I have always preferred the acoustic Dylan to the later electrified version while acknowledging the massive international following that his later work has inspired. For me that swan on the river will always be gliding by to that spare guitar accompaniments. A poet? No way. W B Yeats was a poet.
Dietrich Fischer Dieskau
The most brilliant Don Giovanni that I have ever seen – Lord Harwood (Impresario)
I seriously consider the German baritones’ Don unsurpassable and, everything considered, the greatest performance of any complete operatic role ever recorded – Records and Recording
One of the great artistic experiences of my life – Benjamin Britten
He is a marvellous combination of intellectual power and wonderful vocal technique and above all he has a tremendous imagination – Gerald Moore
The supreme Schubert interpreter of our time – Richard Capell (Music Critic)
The above are marvellous critical accolades for Dietrich Fischer-Dieskau, not a name that rolls easily off the tongue. DFD is much handier.
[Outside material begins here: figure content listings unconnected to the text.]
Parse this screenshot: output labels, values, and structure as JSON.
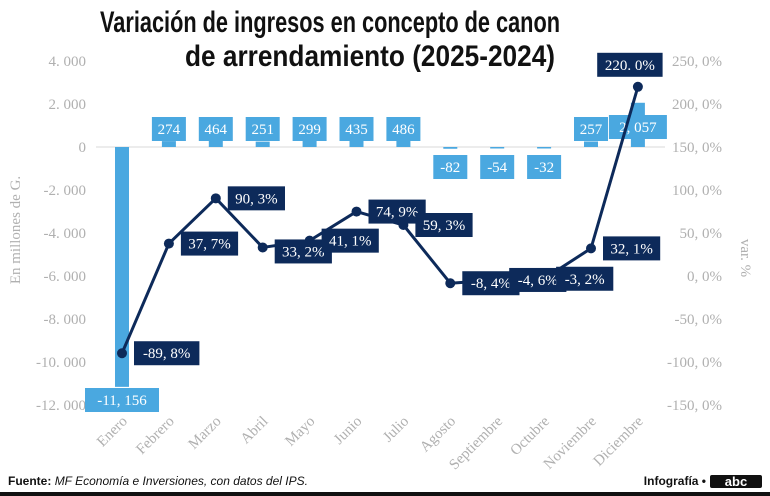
{
  "chart_data": {
    "type": "bar+line",
    "title_lines": [
      "Variación de ingresos en concepto de canon",
      "de arrendamiento (2025-2024)"
    ],
    "categories": [
      "Enero",
      "Febrero",
      "Marzo",
      "Abril",
      "Mayo",
      "Junio",
      "Julio",
      "Agosto",
      "Septiembre",
      "Octubre",
      "Noviembre",
      "Diciembre"
    ],
    "bar_series": {
      "values": [
        -11156,
        274,
        464,
        251,
        299,
        435,
        486,
        -82,
        -54,
        -32,
        257,
        2057
      ],
      "labels": [
        "-11, 156",
        "274",
        "464",
        "251",
        "299",
        "435",
        "486",
        "-82",
        "-54",
        "-32",
        "257",
        "2, 057"
      ],
      "color": "#4aa8e0"
    },
    "line_series": {
      "values": [
        -89.8,
        37.7,
        90.3,
        33.2,
        41.1,
        74.9,
        59.3,
        -8.4,
        -4.6,
        -3.2,
        32.1,
        220.0
      ],
      "labels": [
        "-89, 8%",
        "37, 7%",
        "90, 3%",
        "33, 2%",
        "41, 1%",
        "74, 9%",
        "59, 3%",
        "-8, 4%",
        "-4, 6%",
        "-3, 2%",
        "32, 1%",
        "220. 0%"
      ],
      "color": "#0d2a5a"
    },
    "ylabel_left": "En millones de G.",
    "ylabel_right": "var. %",
    "ylim_left": [
      -12000,
      4000
    ],
    "ylim_right": [
      -150,
      250
    ],
    "left_ticks": [
      "4. 000",
      "2. 000",
      "0",
      "-2. 000",
      "-4. 000",
      "-6. 000",
      "-8. 000",
      "-10. 000",
      "-12. 000"
    ],
    "right_ticks": [
      "250, 0%",
      "200, 0%",
      "150, 0%",
      "100, 0%",
      "50, 0%",
      "0, 0%",
      "-50, 0%",
      "-100, 0%",
      "-150, 0%"
    ]
  },
  "footer": {
    "source_label": "Fuente:",
    "source_text": "MF Economía e Inversiones, con datos del IPS.",
    "credit": "Infografía •",
    "logo": "abc"
  }
}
Italian born tenors will always be crowd pleasers par excellence with baritones destined to be the solid support in the world of opera. But there is more to singing than opera. The worlds of oratorio, art song and early music await the dedicated artist and in all these forms DFD excelled to a degree not known before his arrival.
In opera DFD’s repertoire bridged the gap between the refined filigree of Mozart to the heavy lifting of the works of Richard Wagner. Benjamin Britten was moved to pen the tribute above having heard DFD’s performance in Britten’s War Requiem. He triumphed in Verdi’s Falstaff, Otello, Macbeth and Rigoletto. His performance as Don Alfonso in Mozart’s Cosi fan Tutte as the Don in Don Giovanni and Papegeno in the Magic Flute were hugely acclaimed whether on stage or on record.
But his lasting legacy must be the vast body of recorded German art song. He sang the works of Schumann, Hugo Wolf, Richard Strauss and Karl Loewe with his sublime interpretative powers but more important still is his recording of all of Schubert’s 600 songs recorded over a period of six decades with the pianists Gerald Moore, Daniel Barenboim and Jorg Demus.
Over the span of his career which began in the early fifties DFD recorded the works of a staggering 125 composers from early baroque to the works of contemporary writers.
All of this from a man who rushed away having given a recital of his own to fly to another city to catch a performance of Ella Fitzgerald and Duke Ellington.
His biographer Kenneth Whitton put it best when he wrote ‘Over the last thirty years, I have heard all his recordings and seen many of his stage performances. When I play through my many records and compare his performances in Mozart, Verdi and Wagner, and his pioneering work for twentieth century operas with the great voices of the past and present. I am hard put to find his peer overall. Many singers have had as beautiful voices perhaps; many as strong, many as flexible instruments – but none, I am certain, have been able to put the voice to the service of the composer and his librettist as faithfully and as beautifully as this Mastersinger.’
The greatest singer the world has known? As the Carlsberg ad says – probably.